The toxicity of Trump and his unpopularity among suburban women, Pepper said, explains in part why in the Cincinnati suburb of Wyoming, a town of moderate Republicanism in the past, the top five finishers in a race for seven at-large seats on city council went to Democrats Tuesday night.
The same happened in suburbs all over Ohio that night – in Reynoldsburg, a traditionally Republican suburb of Columbus, every single municipal office, from mayor on down, went to Democrats – including three African American women.
Still, Triantafilou tries to broaden the base of the party. He doesn’t say it, but he is smart enough to know that there is no way on Earth that Trump will win Hamilton County next year, after Hillary Clinton ran away with the county in 2016.
Nothing has changed to make Trump more appealing to what is now a blue county.

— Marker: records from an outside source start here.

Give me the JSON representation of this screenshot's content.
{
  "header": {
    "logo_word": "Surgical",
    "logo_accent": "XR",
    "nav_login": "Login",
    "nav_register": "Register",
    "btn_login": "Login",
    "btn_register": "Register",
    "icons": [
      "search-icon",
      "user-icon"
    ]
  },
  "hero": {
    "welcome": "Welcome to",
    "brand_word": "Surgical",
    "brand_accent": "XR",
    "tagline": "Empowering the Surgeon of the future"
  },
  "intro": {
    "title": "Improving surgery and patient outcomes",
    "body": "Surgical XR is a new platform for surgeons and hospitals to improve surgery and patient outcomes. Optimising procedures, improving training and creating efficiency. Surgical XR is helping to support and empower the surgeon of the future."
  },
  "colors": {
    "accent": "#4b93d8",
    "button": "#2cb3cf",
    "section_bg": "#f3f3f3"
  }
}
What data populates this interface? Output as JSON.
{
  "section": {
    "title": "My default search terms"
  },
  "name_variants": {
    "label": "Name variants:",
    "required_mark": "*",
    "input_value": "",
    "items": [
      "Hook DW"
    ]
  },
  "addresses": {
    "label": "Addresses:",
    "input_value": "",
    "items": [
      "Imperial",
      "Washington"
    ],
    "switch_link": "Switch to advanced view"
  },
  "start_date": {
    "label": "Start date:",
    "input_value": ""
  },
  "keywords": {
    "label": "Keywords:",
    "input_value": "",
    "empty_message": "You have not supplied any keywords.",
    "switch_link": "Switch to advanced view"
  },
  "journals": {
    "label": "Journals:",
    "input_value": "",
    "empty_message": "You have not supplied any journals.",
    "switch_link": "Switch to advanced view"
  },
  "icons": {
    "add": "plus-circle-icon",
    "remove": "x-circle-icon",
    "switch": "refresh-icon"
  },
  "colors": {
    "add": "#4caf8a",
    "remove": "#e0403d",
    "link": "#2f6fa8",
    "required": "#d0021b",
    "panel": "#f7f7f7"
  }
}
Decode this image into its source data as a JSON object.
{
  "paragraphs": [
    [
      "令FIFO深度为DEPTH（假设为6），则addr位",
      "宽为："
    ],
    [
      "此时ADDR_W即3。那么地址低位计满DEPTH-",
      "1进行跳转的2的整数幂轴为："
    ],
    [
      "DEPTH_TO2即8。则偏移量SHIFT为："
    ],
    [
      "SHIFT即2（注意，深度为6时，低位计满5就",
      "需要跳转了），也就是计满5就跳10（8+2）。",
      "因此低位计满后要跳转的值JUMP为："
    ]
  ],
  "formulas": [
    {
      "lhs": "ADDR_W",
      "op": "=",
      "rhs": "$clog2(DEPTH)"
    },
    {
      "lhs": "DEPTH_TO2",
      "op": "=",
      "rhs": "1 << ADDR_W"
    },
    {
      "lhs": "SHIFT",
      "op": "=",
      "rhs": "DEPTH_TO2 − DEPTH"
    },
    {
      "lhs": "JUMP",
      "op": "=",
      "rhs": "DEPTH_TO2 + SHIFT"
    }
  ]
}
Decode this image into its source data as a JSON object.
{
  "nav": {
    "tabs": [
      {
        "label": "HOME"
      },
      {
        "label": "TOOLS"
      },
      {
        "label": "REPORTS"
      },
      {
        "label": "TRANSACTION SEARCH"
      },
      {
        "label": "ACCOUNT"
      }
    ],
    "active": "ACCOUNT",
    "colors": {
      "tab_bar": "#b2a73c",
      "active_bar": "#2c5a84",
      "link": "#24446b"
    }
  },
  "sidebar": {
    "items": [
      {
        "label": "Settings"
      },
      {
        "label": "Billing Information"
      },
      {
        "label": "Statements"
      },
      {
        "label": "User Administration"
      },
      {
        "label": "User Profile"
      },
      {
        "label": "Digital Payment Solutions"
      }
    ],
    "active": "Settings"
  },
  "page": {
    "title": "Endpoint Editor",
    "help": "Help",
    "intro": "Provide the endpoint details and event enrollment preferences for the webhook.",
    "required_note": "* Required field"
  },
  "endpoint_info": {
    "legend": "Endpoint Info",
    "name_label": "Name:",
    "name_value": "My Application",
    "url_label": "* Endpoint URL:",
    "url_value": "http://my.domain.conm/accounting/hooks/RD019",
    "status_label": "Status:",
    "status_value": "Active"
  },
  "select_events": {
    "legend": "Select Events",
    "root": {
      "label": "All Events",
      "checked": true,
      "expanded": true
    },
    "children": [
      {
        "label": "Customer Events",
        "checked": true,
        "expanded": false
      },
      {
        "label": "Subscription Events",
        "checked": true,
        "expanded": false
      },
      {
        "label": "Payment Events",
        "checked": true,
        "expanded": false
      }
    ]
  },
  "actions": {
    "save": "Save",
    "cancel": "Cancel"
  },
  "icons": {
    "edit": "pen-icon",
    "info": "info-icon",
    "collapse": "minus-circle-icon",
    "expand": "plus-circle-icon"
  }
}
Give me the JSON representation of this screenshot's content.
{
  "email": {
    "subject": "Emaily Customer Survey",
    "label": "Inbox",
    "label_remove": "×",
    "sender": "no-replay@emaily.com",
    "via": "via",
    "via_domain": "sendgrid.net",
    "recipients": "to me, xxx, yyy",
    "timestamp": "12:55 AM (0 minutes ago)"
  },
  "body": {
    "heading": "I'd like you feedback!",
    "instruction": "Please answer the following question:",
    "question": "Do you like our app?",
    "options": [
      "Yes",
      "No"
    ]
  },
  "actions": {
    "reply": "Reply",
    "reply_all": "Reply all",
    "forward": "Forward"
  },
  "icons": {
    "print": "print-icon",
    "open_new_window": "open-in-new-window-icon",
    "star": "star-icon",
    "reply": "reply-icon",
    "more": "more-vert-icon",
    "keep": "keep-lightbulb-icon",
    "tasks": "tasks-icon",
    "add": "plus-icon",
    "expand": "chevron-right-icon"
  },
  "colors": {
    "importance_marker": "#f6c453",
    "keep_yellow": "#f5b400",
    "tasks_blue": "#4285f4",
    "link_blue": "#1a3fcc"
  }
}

Triantafilou told WVXU that what he wants to do is develop a diverse stable of candidates who have cross-over appeal – candidates who can win some Democratic voters along with holding the GOP base together.
"The Democrats in Hamilton County have been really good at developing cross-over candidates,'' Triantafilou said. "We haven't been. We have to do better."
Sheriff Jim Neil, Coroner Lakshmi Sammarco, county commissioners Todd Portune and Denise Driehaus, and Cincinnati Mayor John Cranley – all were cited by Triantafilou as good Democrat candidates who get GOP voters to cross over for them.
Triantafilou thought he might have a winner in Gary Favors, an African American school teacher and U.S. Army veteran who was on the ballot Tuesday for an unexpired term on the Cincinnati Board of Education.
The party thought Favors might have the kind of cross-over appeal of former Cincinnati council member Charlie Winburn, who helped Favors' campaign.
Didn't work. Favors finished a distant second in a three-candidate race.
Same goes for Heather M. Couch, a first-time candidate who was running for Cincinnati school board in the six-candidate field race. The top three were elected; Couch ran fourth.
Triantafilou knows that transforming the appeal of the Republican brand in Hamilton County will be a long and difficult process.
He doesn't say it, but it may be too late.
Rapidly changing demographics and a president who just makes the problem worse may have already consigned those plans to the ash heap. We shall see.